While John Rampage has had a positive effect on the lives of many of Hawaii’s children, he never had a child of his own, until a friend approached him with a proposition.
It kind of came out of left field; it wasn’t something I was expecting. But through a friend who was looking on behalf of her friend for someone who was willing to not just be a donor, but to be morally the father, to be there when the child needed a father. And that was what appealed to me about it. I liked that they were thinking far enough ahead to say, Someday, he’s going to need to know that he has a father, or to be able to tell people, I have a father. I actually never expected it, but it’s one of the things I’m proudest of. And it really did change my life. He’s going to be fifteen in November. He lives in Albuquerque, New Mexico with his mother. Very artistic, but not theatrical. He is obsessed with filming and video, and putting together movies. And his other passion is chess. He loves to compete in chess tournaments; it’s his obsession.
That’s right brain, left brain action, it sounds like.
May I ask why he doesn’t live in the same state?
He’s with his mother and her partner.
So, he has two parents, but you’re the father.
But I’m the father.
I see. Has it been really interesting to see what he looks like as he goes along and what his talents are?
He looks so much like me. We have a lot of similarities; our likes are very, very similar. He has a pet snake, and that part, I wasn’t so sure about. But on other issues, like [CHUCKLE] he’s fifteen now, and he was asked what he wanted for Christmas last year. He said, A suit and tie. And I went, Yeah, he’s my kid.
He’s definitely my kid. That sounds like something I would have said at fifteen, too.
At the time of this conversation in 2014, John Rampage had overseen nearly ninety productions at Diamond Head Theater, and he’d won forty-four Pookela Awards for his performances, directing, and choreography. Mahalo to John Rampage for changing people’s lives through the magic of theater. And mahalo to you for joining us. For PBS Hawaii and Long Story Short, I’m Leslie Wilcox. A hui hou.
For audio and written transcripts of all episodes of Long Story Short with Leslie Wilcox, visit PBSHawaii.org.
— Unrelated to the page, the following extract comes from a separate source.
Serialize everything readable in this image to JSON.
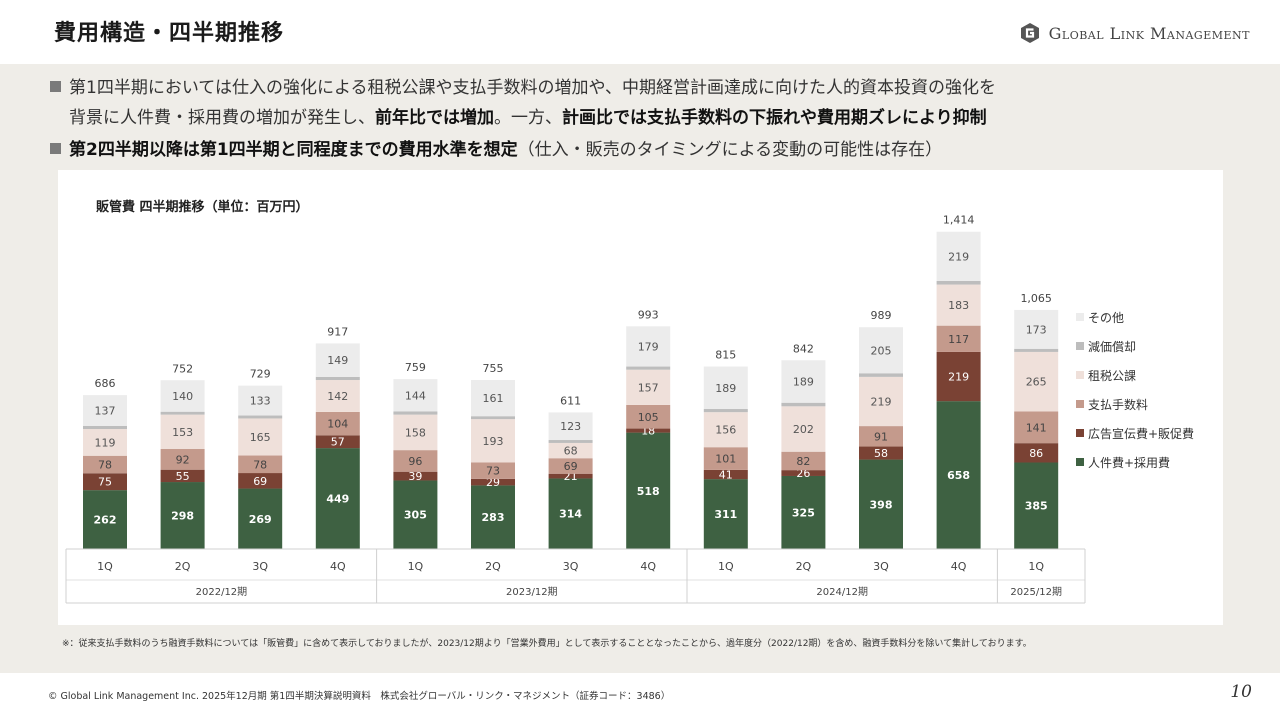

To download free podcasts of Long Story Short with Leslie Wilcox, go to the Apple iTunes Store or visit PBSHawaii.org.
I really depend on my few non-theater friends to give me a reality check, that life away from the theater is very different than it is on stage, or working back stage. Because I think sometimes, in a creative atmosphere like that, you tend to lose sight of what life is like in the real world and what priorities really are.
That if the shoes are red, the costume shoes are red instead of blue, it isn’t the end of the world.